Als sie dann das Gespräch beendet hatten, kamen alle drei zur Tür heraus. Da meinte Andy A. noch ergänzend zu diesem Kollegen der Konstruktion, „Du darfst aber nie sagen, weshalb Du gegen ihn bist, dann kann Dir auch nie etwas geschehen.“Andy A., der Stasi-Mann, ging an meiner Bürotür vorbei und warf mir dabei einen Blick zu, wobei ich mir nur mehr dachte, so sieht wohl Hass aus, wenn er aus Überzeugung kommt!
Dazu muss ich allerdings eines anmerken. Wenn ein Stasi-Mann mir gegenüber Hass empfindet, habe ich damit überhaupt kein Problem. Dazu habe ich mich schon viel zu sehr mit der Geschichte der DDR beschäftigt, als dass ich deshalb bedenken hätte. Auch wenn er selbst , durch sein Alter, kaum an den Aktivitäten der Stasi in der DDR Zeit beteiligt war, jemand der sich dazu bekennt und dieses System auch noch für gut empfindet, der kann mir erzählen was er will, ich werde ihm niemals glauben, er würde nicht Gleiches tun, was in der DDR geschehen ist. Er kann mir auch niemals glaubhaft versichern, er würde nun versuchen, alles gut zu machen, wie ich dies von anderen schon öfters zu hören bekam!
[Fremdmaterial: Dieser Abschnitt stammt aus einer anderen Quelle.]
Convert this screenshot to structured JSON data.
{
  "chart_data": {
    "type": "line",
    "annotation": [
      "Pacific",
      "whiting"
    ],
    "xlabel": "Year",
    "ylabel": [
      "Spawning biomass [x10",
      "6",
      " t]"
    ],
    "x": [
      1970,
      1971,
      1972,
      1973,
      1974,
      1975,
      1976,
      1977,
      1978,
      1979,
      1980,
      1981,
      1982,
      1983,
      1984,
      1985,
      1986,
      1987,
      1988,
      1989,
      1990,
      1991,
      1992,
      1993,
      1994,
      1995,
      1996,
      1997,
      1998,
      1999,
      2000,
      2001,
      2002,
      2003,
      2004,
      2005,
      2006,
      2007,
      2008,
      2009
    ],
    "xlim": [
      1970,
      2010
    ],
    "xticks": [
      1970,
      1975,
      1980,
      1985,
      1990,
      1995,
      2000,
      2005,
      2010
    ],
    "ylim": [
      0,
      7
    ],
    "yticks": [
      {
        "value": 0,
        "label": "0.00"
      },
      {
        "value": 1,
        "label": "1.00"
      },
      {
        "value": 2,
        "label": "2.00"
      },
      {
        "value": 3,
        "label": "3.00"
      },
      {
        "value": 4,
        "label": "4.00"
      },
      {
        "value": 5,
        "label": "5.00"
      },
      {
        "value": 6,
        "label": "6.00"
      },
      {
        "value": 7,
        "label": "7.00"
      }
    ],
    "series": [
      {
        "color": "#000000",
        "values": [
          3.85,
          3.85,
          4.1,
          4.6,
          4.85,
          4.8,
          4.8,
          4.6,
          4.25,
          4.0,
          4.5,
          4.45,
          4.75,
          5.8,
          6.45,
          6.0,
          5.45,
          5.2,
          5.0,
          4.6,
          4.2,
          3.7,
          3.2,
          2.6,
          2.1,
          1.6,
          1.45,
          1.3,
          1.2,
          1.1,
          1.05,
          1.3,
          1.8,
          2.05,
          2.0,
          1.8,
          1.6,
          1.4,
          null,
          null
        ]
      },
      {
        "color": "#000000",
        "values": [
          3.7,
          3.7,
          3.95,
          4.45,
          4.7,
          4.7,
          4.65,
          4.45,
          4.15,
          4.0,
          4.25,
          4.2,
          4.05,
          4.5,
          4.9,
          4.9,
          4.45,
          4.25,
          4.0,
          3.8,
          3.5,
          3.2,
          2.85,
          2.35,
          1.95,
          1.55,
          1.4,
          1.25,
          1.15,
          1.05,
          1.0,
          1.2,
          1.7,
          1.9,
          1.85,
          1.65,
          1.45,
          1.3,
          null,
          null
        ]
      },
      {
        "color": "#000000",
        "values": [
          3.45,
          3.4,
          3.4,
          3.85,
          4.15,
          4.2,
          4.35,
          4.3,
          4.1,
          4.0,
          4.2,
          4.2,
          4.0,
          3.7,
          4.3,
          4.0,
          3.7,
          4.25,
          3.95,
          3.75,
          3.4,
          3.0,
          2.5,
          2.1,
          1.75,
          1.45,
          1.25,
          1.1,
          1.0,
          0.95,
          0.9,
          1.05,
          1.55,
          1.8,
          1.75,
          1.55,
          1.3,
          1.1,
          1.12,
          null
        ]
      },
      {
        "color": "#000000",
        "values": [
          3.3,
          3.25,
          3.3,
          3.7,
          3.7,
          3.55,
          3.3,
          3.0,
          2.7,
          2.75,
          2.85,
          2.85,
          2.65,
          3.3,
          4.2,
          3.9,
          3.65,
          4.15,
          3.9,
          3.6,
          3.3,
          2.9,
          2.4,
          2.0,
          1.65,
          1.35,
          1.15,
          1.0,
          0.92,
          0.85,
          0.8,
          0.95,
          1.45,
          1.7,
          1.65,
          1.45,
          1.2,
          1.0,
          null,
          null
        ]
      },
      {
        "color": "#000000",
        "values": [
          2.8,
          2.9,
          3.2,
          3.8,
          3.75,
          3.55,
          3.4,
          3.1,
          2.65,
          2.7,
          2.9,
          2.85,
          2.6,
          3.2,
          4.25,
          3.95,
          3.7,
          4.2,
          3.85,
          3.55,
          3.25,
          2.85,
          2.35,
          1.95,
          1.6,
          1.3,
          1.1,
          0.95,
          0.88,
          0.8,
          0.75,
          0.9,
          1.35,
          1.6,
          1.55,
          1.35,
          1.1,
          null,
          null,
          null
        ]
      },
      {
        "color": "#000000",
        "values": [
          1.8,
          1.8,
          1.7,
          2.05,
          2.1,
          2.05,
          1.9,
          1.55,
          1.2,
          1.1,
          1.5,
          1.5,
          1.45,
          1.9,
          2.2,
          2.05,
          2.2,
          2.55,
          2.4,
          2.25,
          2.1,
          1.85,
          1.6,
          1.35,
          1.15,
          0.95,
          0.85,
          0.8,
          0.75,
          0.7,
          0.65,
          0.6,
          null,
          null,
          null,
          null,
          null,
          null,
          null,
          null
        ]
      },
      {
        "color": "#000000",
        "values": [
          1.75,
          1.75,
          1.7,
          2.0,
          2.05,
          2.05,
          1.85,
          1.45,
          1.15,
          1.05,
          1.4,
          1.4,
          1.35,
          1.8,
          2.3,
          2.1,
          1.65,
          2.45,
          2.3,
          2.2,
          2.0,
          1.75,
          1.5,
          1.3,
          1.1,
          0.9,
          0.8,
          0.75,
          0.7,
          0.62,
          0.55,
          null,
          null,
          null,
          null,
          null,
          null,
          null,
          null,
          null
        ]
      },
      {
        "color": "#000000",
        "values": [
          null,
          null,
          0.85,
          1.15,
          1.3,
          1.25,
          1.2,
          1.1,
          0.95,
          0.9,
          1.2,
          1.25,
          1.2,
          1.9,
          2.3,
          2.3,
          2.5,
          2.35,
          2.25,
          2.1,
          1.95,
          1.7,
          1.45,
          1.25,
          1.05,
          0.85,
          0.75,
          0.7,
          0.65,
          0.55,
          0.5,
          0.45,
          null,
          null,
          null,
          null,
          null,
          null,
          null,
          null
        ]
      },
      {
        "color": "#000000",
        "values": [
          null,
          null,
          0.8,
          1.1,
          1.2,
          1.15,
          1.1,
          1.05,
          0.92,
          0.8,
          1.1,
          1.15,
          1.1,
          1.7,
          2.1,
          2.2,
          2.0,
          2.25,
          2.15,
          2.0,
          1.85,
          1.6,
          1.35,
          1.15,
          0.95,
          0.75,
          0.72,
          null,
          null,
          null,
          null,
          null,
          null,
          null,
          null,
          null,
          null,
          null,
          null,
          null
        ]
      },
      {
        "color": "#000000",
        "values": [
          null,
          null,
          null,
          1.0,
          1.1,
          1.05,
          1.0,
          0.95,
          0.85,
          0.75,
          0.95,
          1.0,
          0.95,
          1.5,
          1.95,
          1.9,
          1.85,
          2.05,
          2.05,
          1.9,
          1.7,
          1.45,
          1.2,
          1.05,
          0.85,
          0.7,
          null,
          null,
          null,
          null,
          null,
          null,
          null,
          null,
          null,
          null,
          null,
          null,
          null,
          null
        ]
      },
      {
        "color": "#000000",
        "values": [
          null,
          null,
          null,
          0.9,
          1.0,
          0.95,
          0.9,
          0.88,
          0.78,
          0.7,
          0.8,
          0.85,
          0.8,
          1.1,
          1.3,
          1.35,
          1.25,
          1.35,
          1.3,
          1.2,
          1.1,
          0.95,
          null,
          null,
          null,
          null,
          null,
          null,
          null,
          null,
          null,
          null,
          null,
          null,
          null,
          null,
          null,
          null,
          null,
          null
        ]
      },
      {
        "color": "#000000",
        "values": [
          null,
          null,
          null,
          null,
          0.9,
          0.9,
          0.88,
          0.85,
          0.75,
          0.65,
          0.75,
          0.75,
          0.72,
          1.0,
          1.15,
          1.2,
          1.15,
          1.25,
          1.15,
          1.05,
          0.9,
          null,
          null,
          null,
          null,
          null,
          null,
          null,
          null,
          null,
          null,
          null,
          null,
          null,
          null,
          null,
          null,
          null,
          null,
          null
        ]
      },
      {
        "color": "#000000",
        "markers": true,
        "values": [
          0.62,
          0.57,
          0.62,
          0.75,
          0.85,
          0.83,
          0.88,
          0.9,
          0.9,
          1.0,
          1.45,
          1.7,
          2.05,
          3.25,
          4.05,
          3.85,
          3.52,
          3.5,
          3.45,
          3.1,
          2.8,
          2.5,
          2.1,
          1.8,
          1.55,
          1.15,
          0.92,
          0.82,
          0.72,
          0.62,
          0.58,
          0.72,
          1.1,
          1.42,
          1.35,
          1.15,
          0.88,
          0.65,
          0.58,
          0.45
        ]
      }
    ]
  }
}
Nun kannte ich also diese Methode, welche hier mir gegenüber angewendet wird und meine Rolle in diesem System bereits seit 2001. In diesem Sommer lief eines sonntags Nachmittag eben der Film „Die Welle“. Schon als ich dies in der Programmvorschau sah, war ich etwas überrascht, dass nun dieser Film einfach im Fernsehen zu sehen sein wird. Denn, als ich diesen Film das erste Mal im Fernsehen sah, es war Anfang der 1980er Jahre, auch an einem Sonntag Nachmittag, gab es doch unzählige Diskussionen darüber, ob denn dieser Film überhaupt einfach frei im Fernsehen gezeigt werden soll. Zeigt er doch, wie unvorstellbar einfach ein faschistisches System aufgebaut werden kann. Zudem kann ich mich auch noch gut an die Diskussion nach diesem Film in der damaligen Jugendsendung „Okay“ erinnern, als im Anschluss an diesen Film noch darüber fast eine Stunde lang diskutiert wurde. Nun, an diesem, ich glaube es war an einem Sonntag Nachmittag im Juli 2001 lief dieser Film einfach im Fernsehen. Ich sah ihn mir natürlich an. YouTube und dergleichen gab es noch nicht und ich war schon damals an solchen Phänomenen höchst interessiert. Also nützte ich die Gelegenheit um diesen Film zu sehen. Aber als ich so vor dem Fernseher lag und mir diesen Film ansah, wurde mir schon etwas mulmig, konnte ich mich doch in diesem Film beinahe wiedererkennen. Kaum war der Film zu Ende, zog ich mir Klamotten an und ging in das Dorfzentrum. Ich war an jenem Tag in meinem Elternhaus in jenem Dorf im Salzkammergut an einem großen See gelegen, in welchem ich aufgewachsen bin. Dort wohnte ich zwar nicht mehr, doch war ich immer noch regelmäßig zu Besuch bei meiner Mutter. Und so sah ich eben diesen Film in meinem Zimmer, welches ich immer noch in meinem Elternhaus hatte.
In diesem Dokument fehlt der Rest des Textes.